Later I visited East Timor to investigate establishing an aid program there, during the years when it was still firmly under Indonesian control. My mere presence in such a desperate conflict situation raised expectations I could not possibly fulfil. There was an overwhelming, if unstated, demand for partnership from the Timorese to which no aid worker could adequately respond. I could offer little but caution, and hope that my presence would not provoke rash actions by people already endangered and desperate.
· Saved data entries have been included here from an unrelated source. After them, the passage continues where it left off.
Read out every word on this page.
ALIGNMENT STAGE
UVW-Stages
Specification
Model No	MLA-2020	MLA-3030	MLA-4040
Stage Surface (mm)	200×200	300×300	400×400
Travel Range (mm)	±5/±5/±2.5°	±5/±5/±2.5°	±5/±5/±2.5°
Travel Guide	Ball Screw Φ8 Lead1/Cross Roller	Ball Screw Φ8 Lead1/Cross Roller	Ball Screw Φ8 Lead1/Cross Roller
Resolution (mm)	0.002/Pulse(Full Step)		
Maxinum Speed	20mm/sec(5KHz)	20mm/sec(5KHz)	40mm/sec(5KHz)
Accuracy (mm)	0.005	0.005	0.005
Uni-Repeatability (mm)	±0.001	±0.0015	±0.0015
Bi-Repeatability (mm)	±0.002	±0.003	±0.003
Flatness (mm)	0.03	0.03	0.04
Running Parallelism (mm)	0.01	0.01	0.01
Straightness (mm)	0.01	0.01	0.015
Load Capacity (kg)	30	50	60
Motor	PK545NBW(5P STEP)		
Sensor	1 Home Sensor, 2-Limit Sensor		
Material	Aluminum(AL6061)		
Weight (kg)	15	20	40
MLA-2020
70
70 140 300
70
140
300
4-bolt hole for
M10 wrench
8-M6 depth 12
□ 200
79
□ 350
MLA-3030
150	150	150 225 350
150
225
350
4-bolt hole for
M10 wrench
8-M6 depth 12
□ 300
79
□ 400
Another thorny issue during both the Suharto period and the reformasi era has been the reluctance of most international agencies to support activities designed to create social change which might incur government wrath. For most multilateral and bilateral agencies development has been dominated by technocrats and economists, with little thought for social change. However, some of the more progressive non government aid agencies have sought to solve this problem by taking up advocacy campaigns as well as aid work. Advocating political solutions to problems of poverty and social justice has created possibilities for new and more equitable relationships with social activists in Indonesia. But new tensions can arise over who should make the calls for political change, and whether campaigns really reflect the aspirations of the poor and dispossessed.

Dealing with corruption

One of the most fraught issues in the partnership between aid agencies and NGOs is corruption. Perhaps this is inevitable when one party has a monopoly of money and resources, with the objective of disbursing them to others with very little. Some I encountered in NGOs had spent many years struggling under the repressive Suharto regime, and lost much of their idealism and commitment. Not surprisingly such people sometimes succumbed to temptation, and resisted investigations with much obfuscation. Threats of legal action were simply ignored. They well knew that legal action was not an option in Suharto’s Indonesia for an international NGO, particularly one from Australia.

How should donors deal with corruption? Strict accountability may be seen as a lack of trust, and condemned by recipients as a violation of the partnership. Even well-intentioned NGOs often have lax systems and processes for dealing with money. Yet a lack of effective accountability is an invitation for corruption. Donors have an obligation to recipients to insist on systems and relationships that are accountable. My attempts to ensure accountability did not always succeed. Some rebelled because they saw them as paternalistic and patronising, others because they were irritated by the attention to unnecessary and boring detail. But I suspect those with a propensity to corruption simply kept quiet and plotted how to avoid scrutiny.

In my more recent experience corruption has been rare, and I know NGOs in which any hint of it among staff is dealt with severely by their peers. These people share my view that corruption is an issue that must be fought as vigorously as human rights abuses or environmental destruction in the quest for social justice. Such attitudes raise my optimism about aid work. But I also know of exceptions. There can be nothing so personally devastating for an aid worker as discovering that someone whom you have admired and trusted has proven to be corrupt. Fortunately, these rare situations are more than compensated for by the experience of working alongside dedicated social activists whose vision I can fully share.

International aid has brought much that is worthwhile to Indonesia, and provided fulfilling experiences for both aid workers and our Indonesian associates. But the sometimes uneasy alliance of international agencies with money, and Indonesian organisations with few resources, could be improved. It would require both parties to abandon the pretence of partnership and recognise fully their distinctive roles in seeking social justice in Indonesia. Partnership is quite possible between organisations and individuals from developed countries and Indonesia, but it is much more likely to be meaningful if the relationship does not involve money.